B = [['x', 'a', 'b', 'c'], ['y', 'c'], ['x', 'a', 'c', 'z']]

how can I remove 'z' from the last sublist in list B based on the knowledge that 'z' is in A and also every first element [0] of the sublist B is in list A ?

so basically i need to detele all elements from such a nested list where element is in A and where it not stands in the first position of that nested list ?

I am trying this but get stacked:

for i in B:
    for j in i[1:]:
        if j in A:
            del j

but I am missing something.

Answer 1

Use a list comprehension to update a list in-place:

for sublist in B:
    if sublist[0] in A:
        sublist[1:] = [v for v in sublist[1:] if v not in A]

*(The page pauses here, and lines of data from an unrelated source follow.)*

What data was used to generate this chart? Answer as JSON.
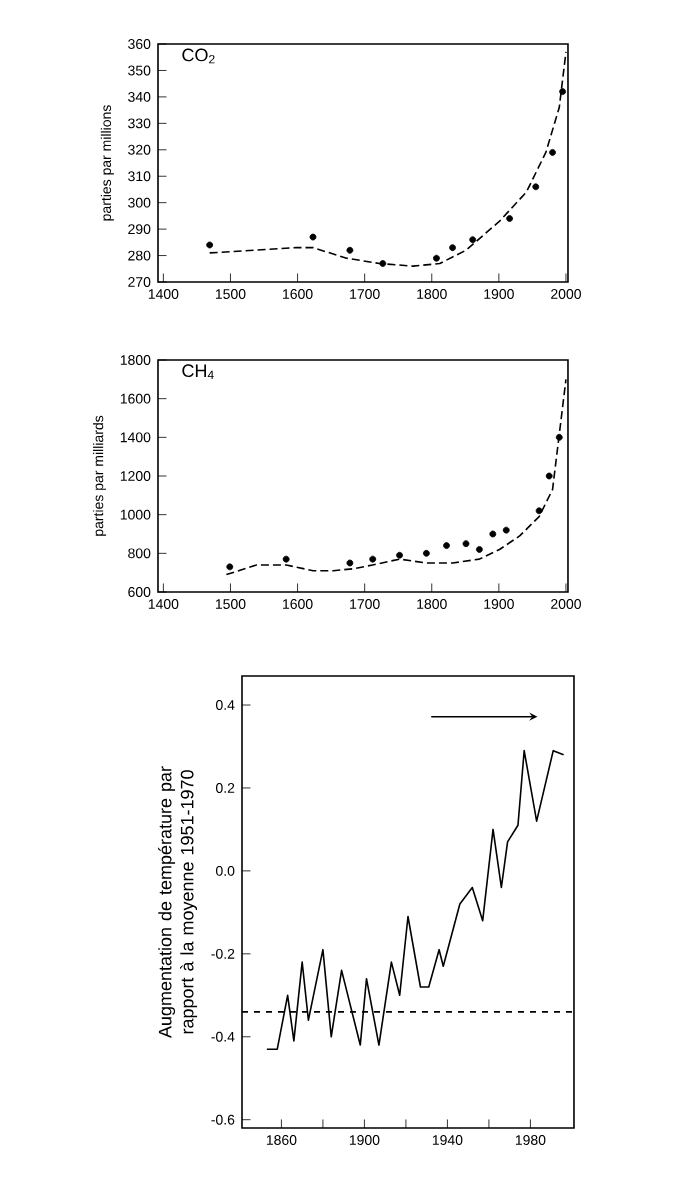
{
  "chart_data": [
    {
      "type": "line",
      "title": "CO$_{2}$",
      "ylabel": "parties par millions",
      "xlim": [
        1392,
        2003
      ],
      "ylim": [
        270,
        360
      ],
      "xticks": [
        1400,
        1500,
        1600,
        1700,
        1800,
        1900,
        2000
      ],
      "yticks": [
        270,
        280,
        290,
        300,
        310,
        320,
        330,
        340,
        350,
        360
      ],
      "series": [
        {
          "line_style": "dashed",
          "color": "#000000",
          "x": [
            1469,
            1598,
            1623,
            1673,
            1722,
            1772,
            1812,
            1851,
            1901,
            1941,
            1970,
            1990,
            2000
          ],
          "values": [
            281,
            283,
            283,
            279,
            277,
            276,
            277,
            282,
            293,
            304,
            319,
            336,
            357
          ]
        },
        {
          "type": "scatter",
          "color": "#000000",
          "x": [
            1469,
            1623,
            1678,
            1727,
            1807,
            1831,
            1861,
            1916,
            1955,
            1980,
            1995
          ],
          "values": [
            284,
            287,
            282,
            277,
            279,
            283,
            286,
            294,
            306,
            319,
            342
          ]
        }
      ]
    },
    {
      "type": "line",
      "title": "CH$_{4}$",
      "ylabel": "parties par milliards",
      "xlim": [
        1392,
        2003
      ],
      "ylim": [
        600,
        1800
      ],
      "xticks": [
        1400,
        1500,
        1600,
        1700,
        1800,
        1900,
        2000
      ],
      "yticks": [
        600,
        800,
        1000,
        1200,
        1400,
        1600,
        1800
      ],
      "series": [
        {
          "line_style": "dashed",
          "color": "#000000",
          "x": [
            1494,
            1539,
            1583,
            1623,
            1653,
            1683,
            1712,
            1752,
            1792,
            1831,
            1871,
            1901,
            1931,
            1960,
            1980,
            2000
          ],
          "values": [
            690,
            740,
            740,
            710,
            710,
            720,
            740,
            770,
            750,
            750,
            770,
            820,
            890,
            990,
            1130,
            1700
          ]
        },
        {
          "type": "scatter",
          "color": "#000000",
          "x": [
            1499,
            1583,
            1678,
            1712,
            1752,
            1792,
            1822,
            1851,
            1871,
            1891,
            1911,
            1960,
            1975,
            1990
          ],
          "values": [
            730,
            770,
            750,
            770,
            790,
            800,
            840,
            850,
            820,
            900,
            920,
            1020,
            1200,
            1400
          ]
        }
      ]
    },
    {
      "type": "line",
      "ylabel": "Augmentation de température par rapport à la moyenne 1951-1970",
      "xlim": [
        1841,
        2001
      ],
      "ylim": [
        -0.62,
        0.47
      ],
      "xticks": [
        1860,
        {
          "value": 1880,
          "label": null
        },
        1900,
        {
          "value": 1920,
          "label": null
        },
        1940,
        {
          "value": 1960,
          "label": null
        },
        1980
      ],
      "yticks": [
        -0.6,
        -0.4,
        -0.2,
        {
          "value": 0,
          "label": "0.0"
        },
        0.2,
        0.4
      ],
      "ref_lines": [
        {
          "axis": "y",
          "value": -0.34,
          "line_style": "dashed"
        }
      ],
      "series": [
        {
          "line_style": "solid",
          "color": "#000000",
          "x": [
            1853,
            1858,
            1863,
            1866,
            1870,
            1873,
            1880,
            1884,
            1889,
            1898,
            1901,
            1907,
            1913,
            1917,
            1921,
            1927,
            1931,
            1936,
            1938,
            1946,
            1952,
            1957,
            1962,
            1966,
            1969,
            1974,
            1977,
            1983,
            1991,
            1996
          ],
          "values": [
            -0.43,
            -0.43,
            -0.3,
            -0.41,
            -0.22,
            -0.36,
            -0.19,
            -0.4,
            -0.24,
            -0.42,
            -0.26,
            -0.42,
            -0.22,
            -0.3,
            -0.11,
            -0.28,
            -0.28,
            -0.19,
            -0.23,
            -0.08,
            -0.04,
            -0.12,
            0.1,
            -0.04,
            0.07,
            0.11,
            0.29,
            0.12,
            0.29,
            0.28
          ]
        }
      ]
    }
  ]
}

j in your loop is only another reference to a value in a sublist. del j removes that one reference, but the list still contains that reference. You can remove values from the list with del listobj[index] or listobj.pop(value) (watch for subtleties in what those mean), but deleting from a list while iterating over it will result in items being skipped if you are not careful.

By assigning to a slice, you replace those elements in the list itself, in-place.

Note that you probably want to make A a set ; membership testing is far faster when using a set:

Aset = set(A)

for sublist in B:
    if sublist[0] in Aset:
        sublist[1:] = [v for v in sublist[1:] if v not in Aset]

Demo:

>>> A = ['x', 'y', 'z']
>>> B = [['x', 'a', 'b', 'c'], ['y', 'c'], ['x', 'a', 'c', 'z']]
>>> Aset = set(A)
>>> for sublist in B:
...     if sublist[0] in Aset:
...         sublist[1:] = [v for v in sublist[1:] if v not in Aset]
...
>>> B
[['x', 'a', 'b', 'c'], ['y', 'c'], ['x', 'a', 'c']]

Answer 2

You can use a nested list comprehension:

>>> [sub[:1]+[i for i in sub[1:] if not(sub[0] in A and i in A)] for sub in B]
[['x', 'a', 'b', 'c'], ['y', 'c'], ['x', 'a', 'c']]

Here you'll preserve the items from sublists (from second item to end) that doesn't met your conditions for deleting.